Bush outlined a strategy that would cost $7.1 billion including:

  • $1.2 billion for the government to buy enough doses of the vaccine against the current strain of bird flu to protect 20 million Americans; the administration wants to have sufficient vaccine for front-line emergency personnel and at-risk populations, including military personnel.
  • $1 billion to stockpile more anti-viral drugs that lessen the severity of the flu symptoms.
  • $2.8 billion to speed the development of vaccines as new strains emerge, a process that now takes months. The goal is to have the manufacturing capability by 2010 to brew enough vaccine for every American within six months’ of a pandemic’s start.
  • $583 million for states and local governments to prepare emergency plans to respond to an outbreak.

Bush said a pandemic flu would be far more serious than the seasonal flu that makes hundreds of thousands of people sick ever year and sends people to their doctors for a flu shot. “I had mine,” Bush said. Unlike seasonal flu, pandemic flu can kill people who are young and healthy as well as those who are frail and sick, he said.

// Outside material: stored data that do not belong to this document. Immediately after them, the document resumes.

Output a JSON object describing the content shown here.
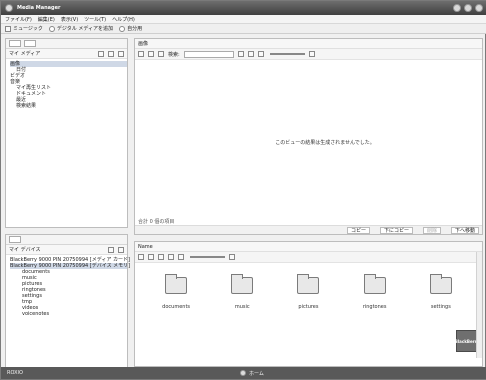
{
  "window": {
    "title": "Media Manager"
  },
  "menus": [
    "ファイル(F)",
    "編集(E)",
    "表示(V)",
    "ツール(T)",
    "ヘルプ(H)"
  ],
  "toolbar": {
    "items": [
      "ミュージック",
      "デジタル メディアを追加",
      "自分用"
    ]
  },
  "left_top": {
    "title": "マイ メディア",
    "tree": [
      {
        "label": "画像",
        "level": 0,
        "selected": true
      },
      {
        "label": "日付",
        "level": 1
      },
      {
        "label": "ビデオ",
        "level": 0
      },
      {
        "label": "音楽",
        "level": 0
      },
      {
        "label": "マイ再生リスト",
        "level": 1
      },
      {
        "label": "ドキュメント",
        "level": 1
      },
      {
        "label": "最近",
        "level": 1
      },
      {
        "label": "検索結果",
        "level": 1
      }
    ]
  },
  "left_bottom": {
    "title": "マイ デバイス",
    "tree": [
      {
        "label": "BlackBerry 9000 PIN 20750994 [メディア カード]",
        "level": 0
      },
      {
        "label": "BlackBerry 9000 PIN 20750994 [デバイス メモリ]",
        "level": 0,
        "selected": true
      },
      {
        "label": "documents",
        "level": 1
      },
      {
        "label": "music",
        "level": 1
      },
      {
        "label": "pictures",
        "level": 1
      },
      {
        "label": "ringtones",
        "level": 1
      },
      {
        "label": "settings",
        "level": 1
      },
      {
        "label": "tmp",
        "level": 1
      },
      {
        "label": "videos",
        "level": 1
      },
      {
        "label": "voicenotes",
        "level": 1
      }
    ]
  },
  "right_top": {
    "title": "画像",
    "search_placeholder": "検索:",
    "empty_message": "このビューの結果は生成されませんでした。",
    "count_text": "合計 0 個の項目",
    "nav_buttons": [
      {
        "label": "コピー",
        "disabled": false
      },
      {
        "label": "下にコピー",
        "disabled": false
      },
      {
        "label": "削除",
        "disabled": true
      },
      {
        "label": "下へ移動",
        "disabled": false
      }
    ]
  },
  "right_bottom": {
    "title": "Name",
    "folders": [
      "documents",
      "music",
      "pictures",
      "ringtones",
      "settings"
    ],
    "badge_label": "BlackBerry"
  },
  "status": {
    "left": "ROXIO",
    "center": "ホーム"
  }
}
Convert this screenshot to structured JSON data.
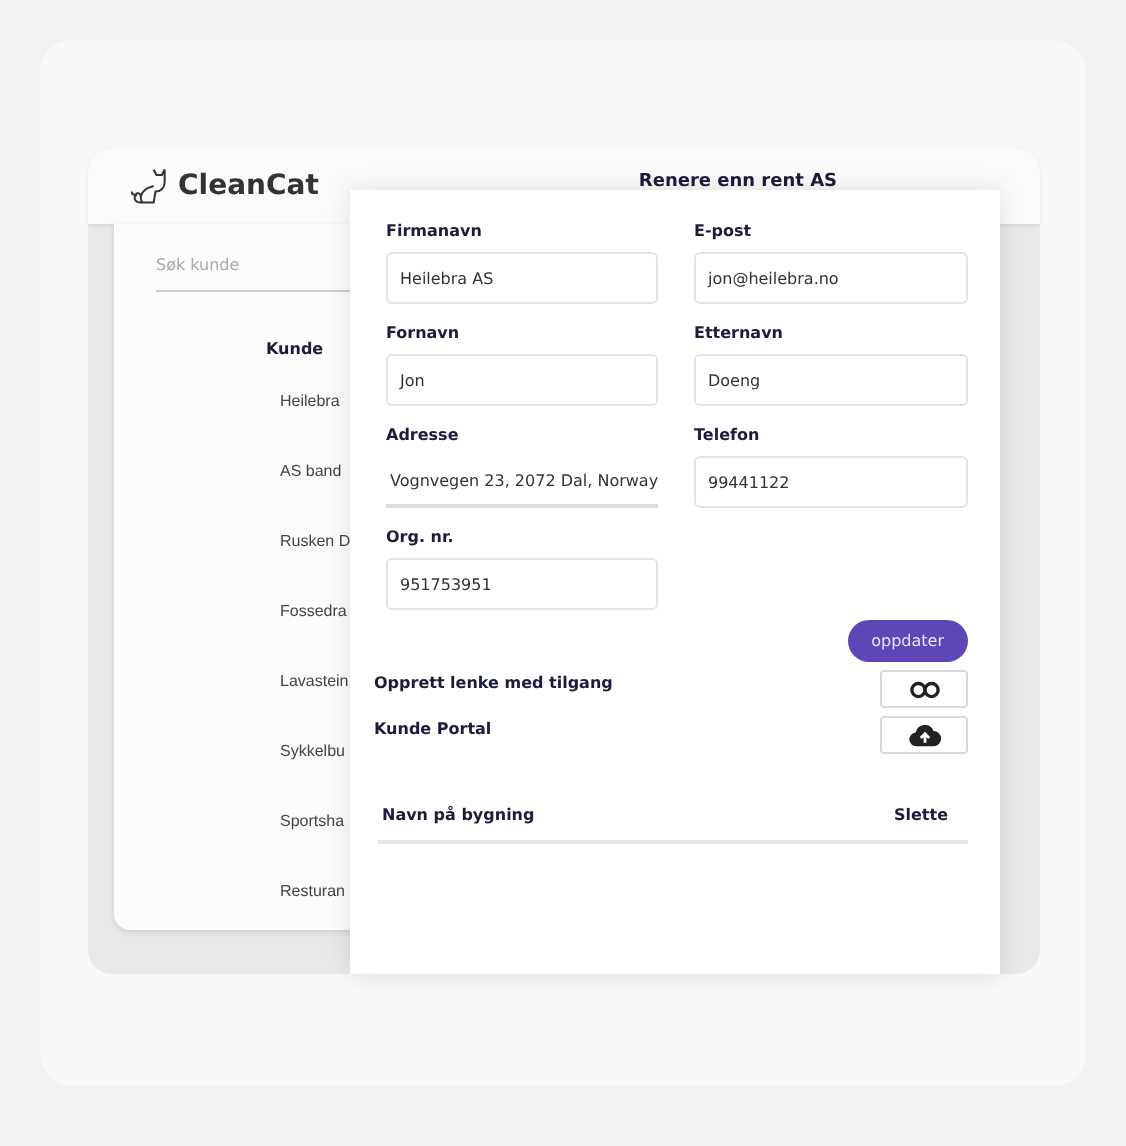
{
  "app": {
    "logo": "CleanCat",
    "title": "Renere enn rent AS"
  },
  "customers": {
    "search": {
      "placeholder": "Søk kunde"
    },
    "heading": "Kunde",
    "rows": [
      "Heilebra",
      "AS band",
      "Rusken D",
      "Fossedra",
      "Lavastein",
      "Sykkelbu",
      "Sportsha",
      "Resturan"
    ]
  },
  "form": {
    "fields": [
      {
        "label": "Firmanavn",
        "value": "Heilebra AS",
        "kind": "box"
      },
      {
        "label": "E-post",
        "value": "jon@heilebra.no",
        "kind": "box"
      },
      {
        "label": "Fornavn",
        "value": "Jon",
        "kind": "box"
      },
      {
        "label": "Etternavn",
        "value": "Doeng",
        "kind": "box"
      },
      {
        "label": "Adresse",
        "value": "Vognvegen 23, 2072 Dal, Norway",
        "kind": "underline"
      },
      {
        "label": "Telefon",
        "value": "99441122",
        "kind": "box"
      },
      {
        "label": "Org. nr.",
        "value": "951753951",
        "kind": "box"
      }
    ],
    "submit": "oppdater",
    "actions": [
      {
        "label": "Opprett lenke med tilgang",
        "kind": "link"
      },
      {
        "label": "Kunde Portal",
        "kind": "upload"
      }
    ],
    "table": {
      "columns": [
        "Navn på bygning",
        "Slette"
      ]
    }
  }
}
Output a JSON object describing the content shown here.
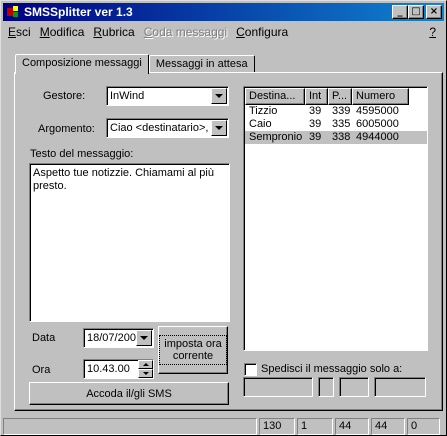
{
  "window": {
    "title": "SMSSplitter ver 1.3",
    "buttons": {
      "minimize": "_",
      "maximize": "□",
      "close": "×"
    }
  },
  "menu": {
    "items": [
      {
        "label": "Esci",
        "enabled": true
      },
      {
        "label": "Modifica",
        "enabled": true
      },
      {
        "label": "Rubrica",
        "enabled": true
      },
      {
        "label": "Coda messaggi",
        "enabled": false
      },
      {
        "label": "Configura",
        "enabled": true
      }
    ],
    "help": "?"
  },
  "tabs": [
    {
      "label": "Composizione messaggi",
      "active": true
    },
    {
      "label": "Messaggi in attesa",
      "active": false
    }
  ],
  "form": {
    "gestore_label": "Gestore:",
    "gestore_value": "InWind",
    "argomento_label": "Argomento:",
    "argomento_value": "Ciao <destinatario>, s",
    "testo_label": "Testo del messaggio:",
    "testo_value": "Aspetto tue notizzie. Chiamami al più presto.",
    "data_label": "Data",
    "data_value": "18/07/200",
    "ora_label": "Ora",
    "ora_value": "10.43.00",
    "imposta_button": "imposta ora corrente",
    "accoda_button": "Accoda il/gli SMS"
  },
  "contacts": {
    "columns": [
      "Destina...",
      "Int",
      "P...",
      "Numero"
    ],
    "rows": [
      {
        "name": "Tizzio",
        "int": "39",
        "prefix": "339",
        "number": "4595000",
        "selected": false
      },
      {
        "name": "Caio",
        "int": "39",
        "prefix": "335",
        "number": "6005000",
        "selected": false
      },
      {
        "name": "Sempronio",
        "int": "39",
        "prefix": "338",
        "number": "4944000",
        "selected": true
      }
    ]
  },
  "send_only": {
    "label": "Spedisci il messaggio solo a:",
    "checked": false
  },
  "statusbar": {
    "panels": [
      "",
      "130",
      "1",
      "44",
      "44",
      "0"
    ]
  }
}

In asking Congress for money to buy vaccine, Bush said the vaccine “would not be a perfect match to the pandemic flu because the pandemic strain would probably differ somewhat from the avian flu virus it grew from. But a vaccine against the current avian flu virus would likely offer some protection against a pandemic strain and possibly save many lives in the first critical months of an outbreak.”